In March, a team from Unity Homes and Bensonwood went down to Boston for the annual BuildingEnergy Conference, held by the Northeast Sustainable Energy Association (NESEA). For three days, we networked with our fellow industry professionals, participated in presentations, and talked with potential customers—all while reinforcing our status as leaders in green, sustainable, high-performance building.
Many of our partners had booths on the trade show floor, including Intus Windows, Mitsubishi, Huber, Siga and Zehnder. We were pleased to see that BuildingGreen, who recently named Unity Homes as one of their Top 10 Green Building Products for 2016, had a booth across the aisle from ours.
In contrast to the status quo in the construction industry, many of the companies represented at BuildingEnergy 16 share Unity’s goal of making high-performance homes more accessible and affordable. In the process, we face similar challenges—from finding ways to apply new technologies, to convincing banks and mortgage companies to appreciate the added value of high-performance features.

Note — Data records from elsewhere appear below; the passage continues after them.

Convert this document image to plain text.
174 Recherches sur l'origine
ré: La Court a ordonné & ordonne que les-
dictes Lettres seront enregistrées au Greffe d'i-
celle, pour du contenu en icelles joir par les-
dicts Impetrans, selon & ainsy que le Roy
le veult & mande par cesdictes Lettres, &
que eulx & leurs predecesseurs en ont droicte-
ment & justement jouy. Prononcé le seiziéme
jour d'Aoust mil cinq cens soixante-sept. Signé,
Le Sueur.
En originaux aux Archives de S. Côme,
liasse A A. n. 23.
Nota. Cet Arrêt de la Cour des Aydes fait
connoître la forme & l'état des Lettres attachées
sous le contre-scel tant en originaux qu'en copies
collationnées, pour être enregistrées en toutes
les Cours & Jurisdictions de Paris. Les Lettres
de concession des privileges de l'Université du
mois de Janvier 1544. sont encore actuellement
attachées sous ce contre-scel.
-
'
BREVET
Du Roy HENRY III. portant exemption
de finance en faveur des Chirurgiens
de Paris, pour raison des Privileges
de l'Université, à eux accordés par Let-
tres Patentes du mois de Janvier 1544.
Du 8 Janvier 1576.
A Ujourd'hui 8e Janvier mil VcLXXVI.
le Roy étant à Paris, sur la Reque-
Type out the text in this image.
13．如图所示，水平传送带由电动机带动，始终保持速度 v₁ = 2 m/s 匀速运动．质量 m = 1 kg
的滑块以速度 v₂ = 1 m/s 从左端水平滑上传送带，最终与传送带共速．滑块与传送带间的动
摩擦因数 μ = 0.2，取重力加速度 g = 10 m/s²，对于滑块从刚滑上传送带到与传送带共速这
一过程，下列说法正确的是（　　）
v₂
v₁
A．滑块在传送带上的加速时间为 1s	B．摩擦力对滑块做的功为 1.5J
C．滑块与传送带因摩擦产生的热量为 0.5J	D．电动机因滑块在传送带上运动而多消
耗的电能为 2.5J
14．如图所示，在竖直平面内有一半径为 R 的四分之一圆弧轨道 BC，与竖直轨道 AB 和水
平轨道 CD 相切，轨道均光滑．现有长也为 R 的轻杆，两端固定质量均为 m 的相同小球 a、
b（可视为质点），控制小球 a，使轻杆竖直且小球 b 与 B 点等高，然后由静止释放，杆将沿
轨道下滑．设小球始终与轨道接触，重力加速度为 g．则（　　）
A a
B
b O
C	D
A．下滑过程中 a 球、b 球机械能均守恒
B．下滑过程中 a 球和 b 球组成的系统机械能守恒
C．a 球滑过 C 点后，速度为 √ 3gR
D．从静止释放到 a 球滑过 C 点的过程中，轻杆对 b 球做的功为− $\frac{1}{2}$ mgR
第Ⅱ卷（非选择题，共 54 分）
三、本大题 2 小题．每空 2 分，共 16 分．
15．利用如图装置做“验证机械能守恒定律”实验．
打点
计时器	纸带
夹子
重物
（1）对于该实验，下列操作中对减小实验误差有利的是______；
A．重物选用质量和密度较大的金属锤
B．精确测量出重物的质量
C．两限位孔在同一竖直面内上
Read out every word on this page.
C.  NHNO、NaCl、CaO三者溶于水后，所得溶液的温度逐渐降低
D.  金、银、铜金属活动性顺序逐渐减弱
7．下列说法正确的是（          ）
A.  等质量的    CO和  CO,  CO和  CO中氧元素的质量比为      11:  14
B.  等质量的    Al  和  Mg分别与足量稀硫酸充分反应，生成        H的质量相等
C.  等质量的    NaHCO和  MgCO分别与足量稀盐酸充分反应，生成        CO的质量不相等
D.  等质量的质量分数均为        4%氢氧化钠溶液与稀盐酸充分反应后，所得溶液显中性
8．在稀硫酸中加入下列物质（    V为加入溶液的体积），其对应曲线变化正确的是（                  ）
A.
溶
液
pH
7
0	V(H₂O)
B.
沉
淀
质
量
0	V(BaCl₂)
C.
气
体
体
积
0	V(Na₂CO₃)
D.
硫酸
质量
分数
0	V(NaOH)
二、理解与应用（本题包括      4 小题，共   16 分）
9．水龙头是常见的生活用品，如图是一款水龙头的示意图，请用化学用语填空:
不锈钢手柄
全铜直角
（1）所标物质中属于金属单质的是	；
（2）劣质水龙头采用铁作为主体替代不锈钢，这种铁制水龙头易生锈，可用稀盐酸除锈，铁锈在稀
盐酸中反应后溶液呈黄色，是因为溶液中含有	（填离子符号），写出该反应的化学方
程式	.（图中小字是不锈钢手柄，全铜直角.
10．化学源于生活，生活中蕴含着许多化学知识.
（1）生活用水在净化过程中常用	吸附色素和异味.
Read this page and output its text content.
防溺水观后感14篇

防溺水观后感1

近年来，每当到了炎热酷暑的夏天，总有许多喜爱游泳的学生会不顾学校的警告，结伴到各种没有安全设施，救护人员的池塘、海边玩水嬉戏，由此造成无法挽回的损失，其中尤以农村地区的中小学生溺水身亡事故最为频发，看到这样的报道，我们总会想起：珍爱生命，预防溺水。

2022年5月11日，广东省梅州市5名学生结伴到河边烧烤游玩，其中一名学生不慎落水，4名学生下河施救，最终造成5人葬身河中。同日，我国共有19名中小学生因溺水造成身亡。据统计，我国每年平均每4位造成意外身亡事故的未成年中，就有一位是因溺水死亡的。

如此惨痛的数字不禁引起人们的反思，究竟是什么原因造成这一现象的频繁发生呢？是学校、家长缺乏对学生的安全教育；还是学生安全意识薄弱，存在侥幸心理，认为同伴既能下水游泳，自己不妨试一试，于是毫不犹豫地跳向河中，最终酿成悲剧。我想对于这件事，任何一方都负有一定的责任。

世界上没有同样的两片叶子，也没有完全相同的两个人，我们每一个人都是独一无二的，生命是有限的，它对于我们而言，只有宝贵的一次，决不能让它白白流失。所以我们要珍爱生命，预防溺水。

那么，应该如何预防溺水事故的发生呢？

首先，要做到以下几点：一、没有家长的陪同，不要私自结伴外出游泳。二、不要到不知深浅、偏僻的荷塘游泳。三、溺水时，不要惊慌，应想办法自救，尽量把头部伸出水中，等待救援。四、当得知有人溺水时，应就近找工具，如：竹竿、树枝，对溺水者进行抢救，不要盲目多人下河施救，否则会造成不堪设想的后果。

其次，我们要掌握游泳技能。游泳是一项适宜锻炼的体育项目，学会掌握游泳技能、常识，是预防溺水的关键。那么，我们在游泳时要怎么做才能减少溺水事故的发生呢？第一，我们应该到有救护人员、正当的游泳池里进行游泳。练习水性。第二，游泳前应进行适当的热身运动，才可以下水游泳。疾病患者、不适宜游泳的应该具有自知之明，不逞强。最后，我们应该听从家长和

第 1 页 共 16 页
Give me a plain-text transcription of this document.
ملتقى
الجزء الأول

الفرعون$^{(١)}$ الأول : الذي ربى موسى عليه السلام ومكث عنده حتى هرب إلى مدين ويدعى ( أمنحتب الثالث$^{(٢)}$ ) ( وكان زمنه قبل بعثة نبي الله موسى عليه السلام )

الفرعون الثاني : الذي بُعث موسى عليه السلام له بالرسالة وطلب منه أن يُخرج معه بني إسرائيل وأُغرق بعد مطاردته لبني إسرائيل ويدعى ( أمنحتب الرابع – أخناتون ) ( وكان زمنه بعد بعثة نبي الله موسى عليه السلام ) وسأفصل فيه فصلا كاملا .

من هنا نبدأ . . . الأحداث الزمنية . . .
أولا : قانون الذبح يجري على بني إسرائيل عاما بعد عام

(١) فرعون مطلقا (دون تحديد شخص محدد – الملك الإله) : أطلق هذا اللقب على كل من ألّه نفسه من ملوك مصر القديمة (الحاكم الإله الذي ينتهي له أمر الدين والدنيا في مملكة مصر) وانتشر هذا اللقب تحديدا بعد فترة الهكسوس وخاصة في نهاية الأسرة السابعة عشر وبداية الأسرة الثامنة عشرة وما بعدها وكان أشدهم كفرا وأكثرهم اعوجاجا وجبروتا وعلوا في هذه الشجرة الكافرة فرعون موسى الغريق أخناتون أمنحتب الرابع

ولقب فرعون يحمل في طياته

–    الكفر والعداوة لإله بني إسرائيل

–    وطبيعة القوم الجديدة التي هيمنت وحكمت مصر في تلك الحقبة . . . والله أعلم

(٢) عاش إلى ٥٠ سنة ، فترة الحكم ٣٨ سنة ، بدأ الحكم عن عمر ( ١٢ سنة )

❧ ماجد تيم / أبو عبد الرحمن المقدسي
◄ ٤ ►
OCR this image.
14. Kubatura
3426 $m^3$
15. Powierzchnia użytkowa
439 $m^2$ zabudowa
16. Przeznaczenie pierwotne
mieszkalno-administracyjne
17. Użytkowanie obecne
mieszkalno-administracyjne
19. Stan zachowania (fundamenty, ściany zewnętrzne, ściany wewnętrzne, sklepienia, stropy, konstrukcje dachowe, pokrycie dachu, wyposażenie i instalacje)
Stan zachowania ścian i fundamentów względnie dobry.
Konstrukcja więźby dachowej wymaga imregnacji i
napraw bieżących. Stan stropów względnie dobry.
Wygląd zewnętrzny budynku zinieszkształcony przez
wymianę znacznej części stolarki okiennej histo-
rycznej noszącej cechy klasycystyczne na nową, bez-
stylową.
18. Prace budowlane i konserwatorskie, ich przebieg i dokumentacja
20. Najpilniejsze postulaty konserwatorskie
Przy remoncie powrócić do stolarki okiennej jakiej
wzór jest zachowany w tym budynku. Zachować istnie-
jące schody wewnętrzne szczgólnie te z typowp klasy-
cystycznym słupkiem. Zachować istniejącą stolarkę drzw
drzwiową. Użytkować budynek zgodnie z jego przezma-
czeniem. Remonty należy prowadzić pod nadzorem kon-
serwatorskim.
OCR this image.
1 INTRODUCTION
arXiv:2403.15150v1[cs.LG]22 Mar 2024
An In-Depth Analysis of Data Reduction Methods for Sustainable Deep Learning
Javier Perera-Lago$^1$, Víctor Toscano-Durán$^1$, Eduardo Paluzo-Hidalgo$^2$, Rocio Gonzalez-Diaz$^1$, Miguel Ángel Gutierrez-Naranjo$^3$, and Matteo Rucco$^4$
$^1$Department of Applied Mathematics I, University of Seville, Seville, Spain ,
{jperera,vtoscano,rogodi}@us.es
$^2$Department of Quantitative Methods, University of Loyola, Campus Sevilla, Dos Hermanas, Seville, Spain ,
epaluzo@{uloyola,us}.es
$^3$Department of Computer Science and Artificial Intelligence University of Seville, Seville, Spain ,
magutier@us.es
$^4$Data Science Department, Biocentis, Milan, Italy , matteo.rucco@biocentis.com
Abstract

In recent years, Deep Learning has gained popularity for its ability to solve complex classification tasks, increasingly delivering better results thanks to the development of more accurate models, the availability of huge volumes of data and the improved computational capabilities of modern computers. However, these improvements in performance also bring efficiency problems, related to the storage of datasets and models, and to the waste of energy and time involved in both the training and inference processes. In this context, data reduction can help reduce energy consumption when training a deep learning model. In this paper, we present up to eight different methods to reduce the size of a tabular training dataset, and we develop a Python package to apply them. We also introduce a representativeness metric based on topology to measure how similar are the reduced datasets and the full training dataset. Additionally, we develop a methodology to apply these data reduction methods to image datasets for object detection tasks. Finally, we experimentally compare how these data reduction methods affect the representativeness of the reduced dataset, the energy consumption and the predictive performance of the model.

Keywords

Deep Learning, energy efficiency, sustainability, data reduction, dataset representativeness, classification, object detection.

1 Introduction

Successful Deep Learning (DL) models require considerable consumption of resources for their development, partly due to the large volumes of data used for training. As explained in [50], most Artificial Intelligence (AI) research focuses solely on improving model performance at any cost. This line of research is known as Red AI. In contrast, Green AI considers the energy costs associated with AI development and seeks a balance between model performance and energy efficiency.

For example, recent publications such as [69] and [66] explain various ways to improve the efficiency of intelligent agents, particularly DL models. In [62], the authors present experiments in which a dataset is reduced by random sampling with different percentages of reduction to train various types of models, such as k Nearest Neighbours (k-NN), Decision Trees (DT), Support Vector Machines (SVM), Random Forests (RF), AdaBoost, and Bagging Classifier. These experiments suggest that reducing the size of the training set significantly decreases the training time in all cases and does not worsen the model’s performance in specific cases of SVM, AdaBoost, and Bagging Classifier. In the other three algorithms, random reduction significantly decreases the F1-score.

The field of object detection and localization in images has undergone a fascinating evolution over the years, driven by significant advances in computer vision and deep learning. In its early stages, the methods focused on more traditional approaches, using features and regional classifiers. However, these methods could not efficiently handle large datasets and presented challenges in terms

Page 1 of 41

Every year, the BuildingEnergy conference provides an opportunity for us to compare notes with like-minded professionals, and reinforces our belief that we are at the vanguard of an important movement.
For this year’s conference, Unity founder Tedd Benson teamed up with several other industry leaders to organize a panel discussion about the challenges and potential of using off-site construction methods to produce high performance homes. Unity’s Operations Director Andrew Dey moderated the round-table discussion that included Tedd, two architects, and representatives of the off-site fabrication companies BrightBuilt Homes and New England Homes. The discussion touched on several issues that are common across the industry, such as the potential stigma associated with terms like “prefabricated” or “modular.” The companies represented also had the opportunity to emphasize the benefits of their own unique approach—in the case of Unity Homes, our software-driven montage process. The discussion was energetic, congenial and informative, and it received high marks from the audience.
The panel discussion on off-site construction was one of several dozen conference presentations covering all aspects of sustainable buildings. Unity’s Rheannon DeMond and Danny Veerkamp gave a presentation called, “Material Selections: A Life Cycle Perspective Viewed Through One Home,” in which they highlighted surprising findings from a recent Life Cycle Assessment (LCA) of a Unity Home. For example, when viewed through this lens, the environmental impact of the uPVC material used in Intus windows appears to be lower than that of the materials in a metal-clad wood window. This presentation also underscored the results of analysis that the long-term operational energy of a typical building far outweighs the embodied energy used to make it. As we succeed in lowering the energy needed to operate buildings,the energy used to construct them has a proportionately greater environmental impact. Click here for a PDF of their presentation. (Note: PDFs of all the presentations are downloadable here.)
BuildingEnergy 16 proved once again why the conference is considered the premier gathering of green/sustainable building professionals in the northeast. While about 75% of the attendees work in the industry, the conference also provides homeowners and buyers with a great opportunity to see what’s possible now, and what may be available in the near future. BuildingEnergy 17 will be in Boston March 7-9, 2017. Hope to see you there!